Poi, disgraziatamente, esistono i civili uccisi senza intenzione: tragedie, non crimini. E sarebbero stati molti di più se Israele non avesse adottato (contro ogni logica strettamente militare) tutta una serie di misure per avvertire la popolazione civile degli attacchi imminenti (con le migliaia di volantini e persino telefonate di pre-allarme). Errori – non crimini – purtroppo sono sempre possibili. Basti ricordare che degli stessi soldati israeliani morti in quell’operazione, quasi la metà caddero per “fuoco amico”, certamente non intenzionale. Criminale, piuttosto, è l’uso dei civili come scudi umani. Ed è raccapricciante vantarsene, come fece lo stesso Fathi Hammad alla tv Al-Aqsa (29.2.08) quando dichiarò che i palestinesi “formano scudi umani fatti di donne, bambini, anziani e mujahidin [combattenti] allo scopo di sfidare la macchina da bombardamento sionista”. Ecco perché Goldstone ha dovuto rimangiarsi la sua accusa.
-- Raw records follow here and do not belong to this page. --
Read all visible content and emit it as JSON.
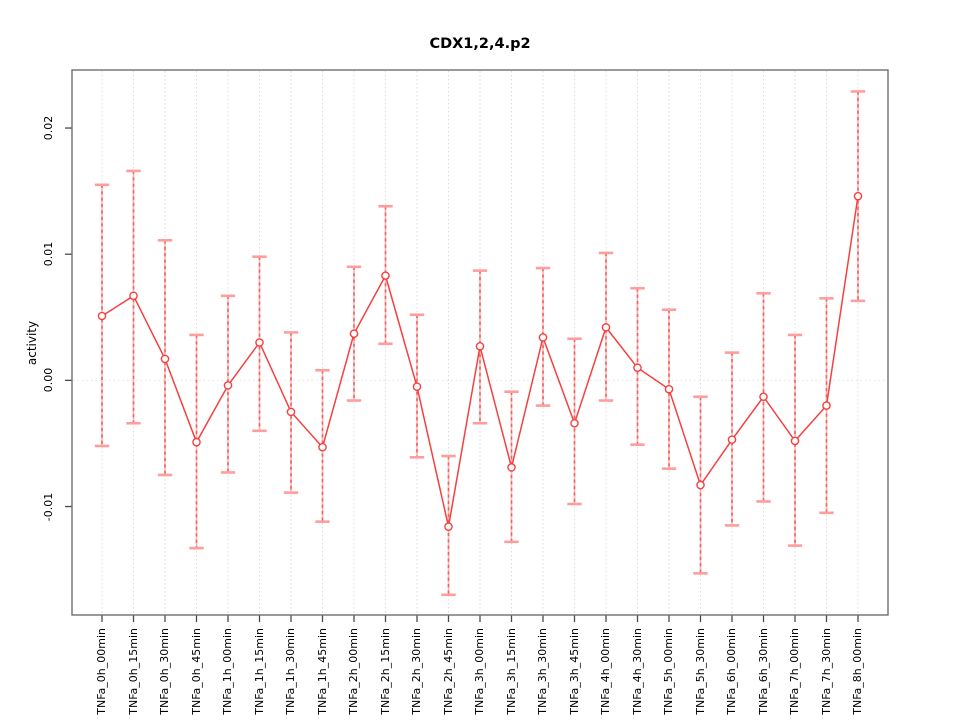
{
  "window": {
    "title": "CDX1,2,4.p2 activity plot"
  },
  "chart_data": {
    "type": "line",
    "title": "CDX1,2,4.p2",
    "ylabel": "activity",
    "xlabel": "",
    "legend": "none",
    "ylim": [
      -0.0186,
      0.0246
    ],
    "yticks": {
      "values": [
        0.02,
        0.01,
        0.0,
        -0.01
      ],
      "labels": [
        "0.02",
        "0.01",
        "0.00",
        "-0.01"
      ]
    },
    "grid": {
      "vertical_dotted_per_category": true,
      "horizontal_zero_line": true
    },
    "categories": [
      "TNFa_0h_00min",
      "TNFa_0h_15min",
      "TNFa_0h_30min",
      "TNFa_0h_45min",
      "TNFa_1h_00min",
      "TNFa_1h_15min",
      "TNFa_1h_30min",
      "TNFa_1h_45min",
      "TNFa_2h_00min",
      "TNFa_2h_15min",
      "TNFa_2h_30min",
      "TNFa_2h_45min",
      "TNFa_3h_00min",
      "TNFa_3h_15min",
      "TNFa_3h_30min",
      "TNFa_3h_45min",
      "TNFa_4h_00min",
      "TNFa_4h_30min",
      "TNFa_5h_00min",
      "TNFa_5h_30min",
      "TNFa_6h_00min",
      "TNFa_6h_30min",
      "TNFa_7h_00min",
      "TNFa_7h_30min",
      "TNFa_8h_00min"
    ],
    "series": [
      {
        "name": "activity",
        "marker": "open-circle",
        "values": [
          0.0051,
          0.0067,
          0.0017,
          -0.0049,
          -0.0004,
          0.003,
          -0.0025,
          -0.0053,
          0.0037,
          0.0083,
          -0.0005,
          -0.0116,
          0.0027,
          -0.0069,
          0.0034,
          -0.0034,
          0.0042,
          0.001,
          -0.0007,
          -0.0083,
          -0.0047,
          -0.0013,
          -0.0048,
          -0.002,
          0.0146
        ],
        "error_high": [
          0.0155,
          0.0166,
          0.0111,
          0.0036,
          0.0067,
          0.0098,
          0.0038,
          0.0008,
          0.009,
          0.0138,
          0.0052,
          -0.006,
          0.0087,
          -0.0009,
          0.0089,
          0.0033,
          0.0101,
          0.0073,
          0.0056,
          -0.0013,
          0.0022,
          0.0069,
          0.0036,
          0.0065,
          0.0229
        ],
        "error_low": [
          -0.0052,
          -0.0034,
          -0.0075,
          -0.0133,
          -0.0073,
          -0.004,
          -0.0089,
          -0.0112,
          -0.0016,
          0.0029,
          -0.0061,
          -0.017,
          -0.0034,
          -0.0128,
          -0.002,
          -0.0098,
          -0.0016,
          -0.0051,
          -0.007,
          -0.0153,
          -0.0115,
          -0.0096,
          -0.0131,
          -0.0105,
          0.0063
        ]
      }
    ],
    "colors": {
      "series_line": "#f54040",
      "marker_stroke": "#f54040",
      "marker_fill": "#ffffff",
      "errorbar_stem_solid": "#ffb3b3",
      "errorbar_stem_dash": "#f26060",
      "errorbar_cap": "#ff9d9d",
      "gridline": "#dcdcdc",
      "zero_line": "#e2e2e2",
      "plot_border": "#6e6e6e",
      "axis_tick": "#4a4a4a",
      "text": "#000000"
    }
  }
}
Con buona pace di Sergio Romano, tolte da ogni contesto, le nude cifre (oltretutto inesatte) lungi dall’essere eloquenti sono anzi ingannevoli. In ogni guerra, obiettivo delle forze armate è quello di infliggere il maggior danno possibile ai combattenti nemici, cercando di subire il minor danno possibile. Accusare i militari d’aver fatto esattamente questo, oltre che ingiusto è irragionevole. In nessuna guerra si è mai chiesto a una parte – specie a quella che reagisce a un’aggressione – di “proporzionare” il numero di nemici uccisi al numero di perdite subite. Cosa dovrebbero dire gli israeliani ai loro soldati? Di farsi ammazzare un po’ di più per soddisfare le esigenze di “proporzionalità” degli spettatori? Tanto per fare un esempio, nell’infausta battaglia degli elicotteri Black Hawk abbattuti a Mogadiscio il 3-4 ottobre 1993, caddero 18 soldati americani contro diverse centinaia di somali, forse addirittura mille, per lo più combattenti di Mohamed Farrah Aidid. In quel periodo, in Somalia, caddero anche 14 italiani (undici militari, un’infermiera della Croce Rossa e due giornalisti). Si perdoni la crudezza, ma si è mai sentita un’opinione pubblica occidentale lamentare che il proprio paese subisse “troppe poche perdite” rispetto a quelle inflitte al nemico? Pretendere da Israele l’impossibile serve solo a demonizzare gli israeliani proprio su un terreno, quello dell’etica di guerra, su cui nonostante tutto sono sempre riusciti a mantenere standard più elevati di tanti altri, e certamente dei loro nemici.